PhD Student, Lincoln University

Shachi is a Landscape Architect with experience in design and detailing of several architecture projects in India. Prior to joining Ph.D. program in School of Landscape Architecture (SoLA), Lincoln University, she gained industry experience in India and worked on numerous housing, institutional and residential projects across the sub-continent. She is actively associated with professional organizations such as Indian Institute of Architects (IIA) and Indian Society of Landscape Architects (ISOLA).

Shachi started her Ph.D. program at Lincoln University in 2019 with an aim to investigate the role of natural ecosystems in reducing vulnerabilities towards natural disasters, particularly on urban-wetlands and their ability of carbon sequestration in their biomass. Alongside her research work, Shachi supports academic responsibilities at SoLA and is also involved as a co-author across publications.

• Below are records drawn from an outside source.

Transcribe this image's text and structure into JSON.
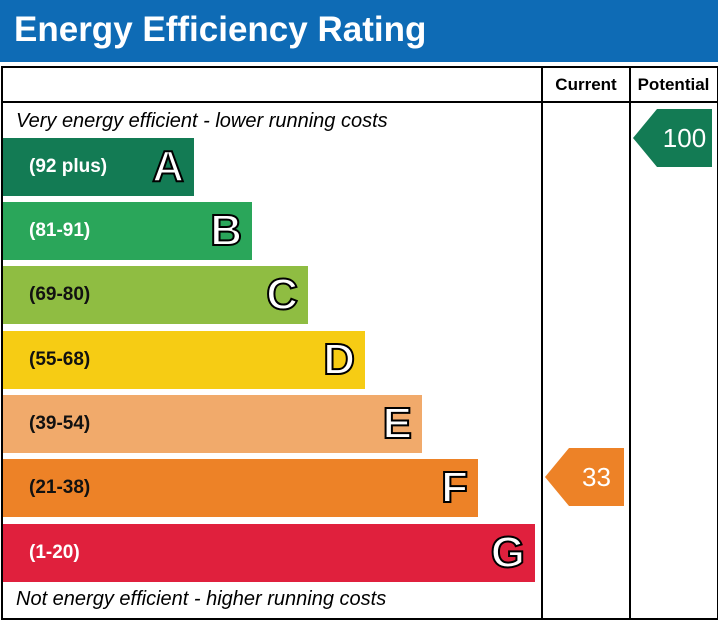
{
  "title": "Energy Efficiency Rating",
  "columns": {
    "current": "Current",
    "potential": "Potential"
  },
  "top_caption": "Very energy efficient - lower running costs",
  "bottom_caption": "Not energy efficient - higher running costs",
  "chart_data": {
    "type": "bar",
    "title": "Energy Efficiency Rating",
    "bands": [
      {
        "letter": "A",
        "range": "(92 plus)",
        "color": "#137b54"
      },
      {
        "letter": "B",
        "range": "(81-91)",
        "color": "#2aa65a"
      },
      {
        "letter": "C",
        "range": "(69-80)",
        "color": "#8fbd42"
      },
      {
        "letter": "D",
        "range": "(55-68)",
        "color": "#f6cc14"
      },
      {
        "letter": "E",
        "range": "(39-54)",
        "color": "#f1aa6b"
      },
      {
        "letter": "F",
        "range": "(21-38)",
        "color": "#ed8227"
      },
      {
        "letter": "G",
        "range": "(1-20)",
        "color": "#e0203d"
      }
    ],
    "current": {
      "value": "33",
      "band": "F",
      "color": "#ed8227"
    },
    "potential": {
      "value": "100",
      "band": "A",
      "color": "#137b54"
    }
  }
}
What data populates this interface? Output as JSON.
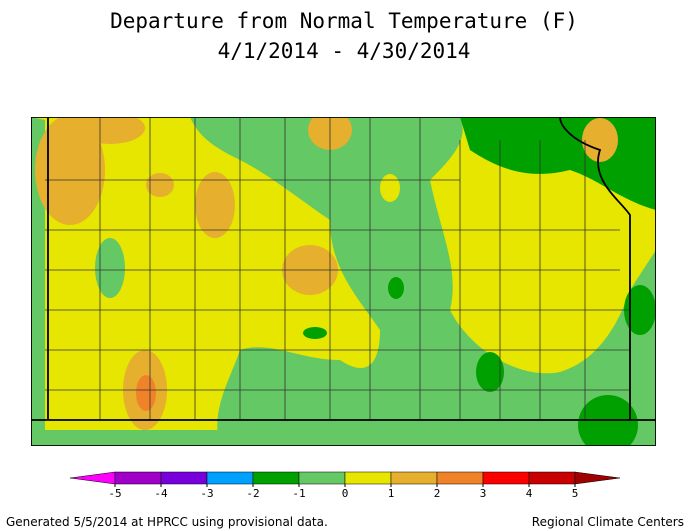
{
  "header": {
    "title": "Departure from Normal Temperature (F)",
    "subtitle": "4/1/2014 - 4/30/2014"
  },
  "legend": {
    "ticks": [
      -5,
      -4,
      -3,
      -2,
      -1,
      0,
      1,
      2,
      3,
      4,
      5
    ],
    "colors": [
      "#ff00ff",
      "#a000c8",
      "#7800dc",
      "#00a0ff",
      "#00a000",
      "#64c864",
      "#e6e600",
      "#e6af2d",
      "#f08228",
      "#fa0000",
      "#c80000",
      "#a00000"
    ]
  },
  "footer": {
    "left": "Generated 5/5/2014 at HPRCC using provisional data.",
    "right": "Regional Climate Centers"
  }
}
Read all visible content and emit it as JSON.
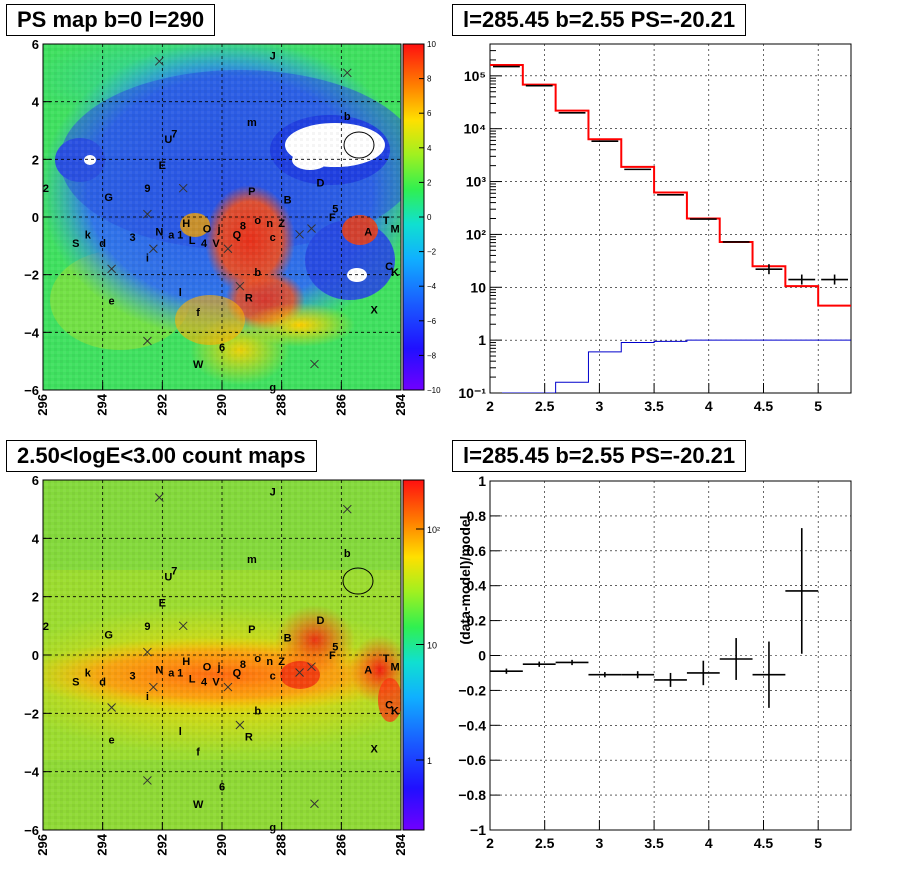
{
  "chart_data": [
    {
      "type": "heatmap",
      "title": "PS map b=0 l=290",
      "x_ticks": [
        "296",
        "294",
        "292",
        "290",
        "288",
        "286",
        "284"
      ],
      "y_ticks": [
        "6",
        "4",
        "2",
        "0",
        "−2",
        "−4",
        "−6"
      ],
      "xlim": [
        296,
        284
      ],
      "ylim": [
        -6,
        6
      ],
      "colorbar": {
        "scale": "linear",
        "range": [
          -10,
          10
        ],
        "ticks": [
          "10",
          "8",
          "6",
          "4",
          "2",
          "0",
          "−2",
          "−4",
          "−6",
          "−8",
          "−10"
        ]
      },
      "grid": true
    },
    {
      "type": "line",
      "title": "l=285.45 b=2.55 PS=-20.21",
      "x_ticks": [
        "2",
        "2.5",
        "3",
        "3.5",
        "4",
        "4.5",
        "5"
      ],
      "y_ticks": [
        "10⁻¹",
        "1",
        "10",
        "10²",
        "10³",
        "10⁴",
        "10⁵"
      ],
      "xlim": [
        2,
        5.3
      ],
      "ylim": [
        0.1,
        400000
      ],
      "y_scale": "log",
      "grid": true,
      "bin_edges": [
        2.0,
        2.3,
        2.6,
        2.9,
        3.2,
        3.5,
        3.8,
        4.1,
        4.4,
        4.7,
        5.0,
        5.3
      ],
      "series": [
        {
          "color": "#ff0000",
          "style": "step",
          "values": [
            160000,
            68000,
            22000,
            6300,
            1900,
            620,
            200,
            72,
            25,
            10.5,
            4.5
          ]
        },
        {
          "color": "#000000",
          "style": "errorbar",
          "values": [
            150000,
            65000,
            20000,
            5800,
            1700,
            560,
            195,
            72,
            22,
            14,
            14
          ]
        },
        {
          "color": "#0000cc",
          "style": "step",
          "values": [
            0.1,
            0.1,
            0.16,
            0.6,
            0.9,
            0.95,
            1.0,
            1.0,
            1.0,
            1.0,
            1.0
          ]
        }
      ]
    },
    {
      "type": "heatmap",
      "title": "2.50<logE<3.00 count maps",
      "x_ticks": [
        "296",
        "294",
        "292",
        "290",
        "288",
        "286",
        "284"
      ],
      "y_ticks": [
        "6",
        "4",
        "2",
        "0",
        "−2",
        "−4",
        "−6"
      ],
      "xlim": [
        296,
        284
      ],
      "ylim": [
        -6,
        6
      ],
      "colorbar": {
        "scale": "log",
        "ticks": [
          "10²",
          "10",
          "1"
        ]
      },
      "grid": true
    },
    {
      "type": "scatter",
      "title": "l=285.45 b=2.55 PS=-20.21",
      "ylabel": "(data-model)/model",
      "x_ticks": [
        "2",
        "2.5",
        "3",
        "3.5",
        "4",
        "4.5",
        "5"
      ],
      "y_ticks": [
        "1",
        "0.8",
        "0.6",
        "0.4",
        "0.2",
        "0",
        "−0.2",
        "−0.4",
        "−0.6",
        "−0.8",
        "−1"
      ],
      "xlim": [
        2,
        5.3
      ],
      "ylim": [
        -1,
        1
      ],
      "grid": true,
      "points": [
        {
          "x": 2.15,
          "y": -0.09,
          "xerr": 0.15,
          "yerr": 0.015
        },
        {
          "x": 2.45,
          "y": -0.05,
          "xerr": 0.15,
          "yerr": 0.015
        },
        {
          "x": 2.75,
          "y": -0.04,
          "xerr": 0.15,
          "yerr": 0.015
        },
        {
          "x": 3.05,
          "y": -0.11,
          "xerr": 0.15,
          "yerr": 0.015
        },
        {
          "x": 3.35,
          "y": -0.11,
          "xerr": 0.15,
          "yerr": 0.02
        },
        {
          "x": 3.65,
          "y": -0.14,
          "xerr": 0.15,
          "yerr": 0.04
        },
        {
          "x": 3.95,
          "y": -0.1,
          "xerr": 0.15,
          "yerr": 0.07
        },
        {
          "x": 4.25,
          "y": -0.02,
          "xerr": 0.15,
          "yerr": 0.12
        },
        {
          "x": 4.55,
          "y": -0.11,
          "xerr": 0.15,
          "yerr": 0.19
        },
        {
          "x": 4.85,
          "y": 0.37,
          "xerr": 0.15,
          "yerr": 0.36
        }
      ]
    }
  ],
  "source_labels": [
    {
      "t": "J",
      "l": 288.3,
      "b": 5.6
    },
    {
      "t": "m",
      "l": 289.0,
      "b": 3.3
    },
    {
      "t": "b",
      "l": 285.8,
      "b": 3.5
    },
    {
      "t": "U",
      "l": 291.8,
      "b": 2.7
    },
    {
      "t": "7",
      "l": 291.6,
      "b": 2.9
    },
    {
      "t": "E",
      "l": 292.0,
      "b": 1.8
    },
    {
      "t": "2",
      "l": 295.9,
      "b": 1.0
    },
    {
      "t": "G",
      "l": 293.8,
      "b": 0.7
    },
    {
      "t": "9",
      "l": 292.5,
      "b": 1.0
    },
    {
      "t": "P",
      "l": 289.0,
      "b": 0.9
    },
    {
      "t": "B",
      "l": 287.8,
      "b": 0.6
    },
    {
      "t": "D",
      "l": 286.7,
      "b": 1.2
    },
    {
      "t": "5",
      "l": 286.2,
      "b": 0.3
    },
    {
      "t": "F",
      "l": 286.3,
      "b": 0.0
    },
    {
      "t": "T",
      "l": 284.5,
      "b": -0.1
    },
    {
      "t": "M",
      "l": 284.2,
      "b": -0.4
    },
    {
      "t": "A",
      "l": 285.1,
      "b": -0.5
    },
    {
      "t": "Z",
      "l": 288.0,
      "b": -0.2
    },
    {
      "t": "o",
      "l": 288.8,
      "b": -0.1
    },
    {
      "t": "n",
      "l": 288.4,
      "b": -0.2
    },
    {
      "t": "8",
      "l": 289.3,
      "b": -0.3
    },
    {
      "t": "Q",
      "l": 289.5,
      "b": -0.6
    },
    {
      "t": "j",
      "l": 290.1,
      "b": -0.4
    },
    {
      "t": "c",
      "l": 288.3,
      "b": -0.7
    },
    {
      "t": "O",
      "l": 290.5,
      "b": -0.4
    },
    {
      "t": "V",
      "l": 290.2,
      "b": -0.9
    },
    {
      "t": "4",
      "l": 290.6,
      "b": -0.9
    },
    {
      "t": "L",
      "l": 291.0,
      "b": -0.8
    },
    {
      "t": "H",
      "l": 291.2,
      "b": -0.2
    },
    {
      "t": "1",
      "l": 291.4,
      "b": -0.6
    },
    {
      "t": "a",
      "l": 291.7,
      "b": -0.6
    },
    {
      "t": "N",
      "l": 292.1,
      "b": -0.5
    },
    {
      "t": "3",
      "l": 293.0,
      "b": -0.7
    },
    {
      "t": "k",
      "l": 294.5,
      "b": -0.6
    },
    {
      "t": "d",
      "l": 294.0,
      "b": -0.9
    },
    {
      "t": "S",
      "l": 294.9,
      "b": -0.9
    },
    {
      "t": "i",
      "l": 292.5,
      "b": -1.4
    },
    {
      "t": "C",
      "l": 284.4,
      "b": -1.7
    },
    {
      "t": "K",
      "l": 284.2,
      "b": -1.9
    },
    {
      "t": "b",
      "l": 288.8,
      "b": -1.9
    },
    {
      "t": "e",
      "l": 293.7,
      "b": -2.9
    },
    {
      "t": "l",
      "l": 291.4,
      "b": -2.6
    },
    {
      "t": "R",
      "l": 289.1,
      "b": -2.8
    },
    {
      "t": "f",
      "l": 290.8,
      "b": -3.3
    },
    {
      "t": "X",
      "l": 284.9,
      "b": -3.2
    },
    {
      "t": "6",
      "l": 290.0,
      "b": -4.5
    },
    {
      "t": "W",
      "l": 290.8,
      "b": -5.1
    },
    {
      "t": "g",
      "l": 288.3,
      "b": -5.9
    }
  ],
  "source_crosses": [
    {
      "l": 292.1,
      "b": 5.4
    },
    {
      "l": 285.8,
      "b": 5.0
    },
    {
      "l": 291.3,
      "b": 1.0
    },
    {
      "l": 292.5,
      "b": 0.1
    },
    {
      "l": 287.4,
      "b": -0.6
    },
    {
      "l": 287.0,
      "b": -0.4
    },
    {
      "l": 289.8,
      "b": -1.1
    },
    {
      "l": 292.3,
      "b": -1.1
    },
    {
      "l": 293.7,
      "b": -1.8
    },
    {
      "l": 289.4,
      "b": -2.4
    },
    {
      "l": 292.5,
      "b": -4.3
    },
    {
      "l": 286.9,
      "b": -5.1
    }
  ]
}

Landscape Design Considerations for Diverse Plant-community Structures that Optimise Carbon-Storage Potential of Urban Wetlands in Christchurch, New Zealand

Tues 10 Nov, 14:05 – 14:25

Growing evidence shows that carbon sequestration in world’s natural ecosystems is necessary to address the associated impacts of global climate change on earth. This project studies urban wetlands and their ability to sequester atmospheric carbon and will analyse ways through which their carbon storage capacity be optimised for long-term duration through spatial design approaches. Wetlands regulate biogeochemical cycles with their complex ecosystem structure and are closely connected to climate change, as they are both carbon sinks and sources of methane. Long-term carbon storage occurs in their ecosystems due to unique reduced conditions and high plant-productivity. However, their role in moderating carbon fluxes in global carbon cycle is poorly estimated and understood due to lack of information from different wetland types belonging to different regions in the world. This Ph.D. project investigates the relation between plant-diversity and carbon sequestration in wetland ecosystems of Christchurch, to establish the dynamics that causes spatial design of plant communities to optimise carbon storage capacity of these ecosystems. It is a design-oriented research thesis and an interdisciplinary attempt to combine theory from wetland science and ecology, carbon sequestration, plant-ecology and planting design with an aim to improve ways through which we design urban-wetlands in landscape architecture. A combination of deductive and inductive strategies are being used and data collection is limited to specific locations in Christchurch only. The project is in the initial phases of development with preliminary results expected in early November 2020. Research implications will be applicable across created and restored wetlands in Christchurch, that would minimize methane fluxes and simultaneously improve carbon-stock within its ecosystem, along with providing habitats for avian species in their vegetation structure.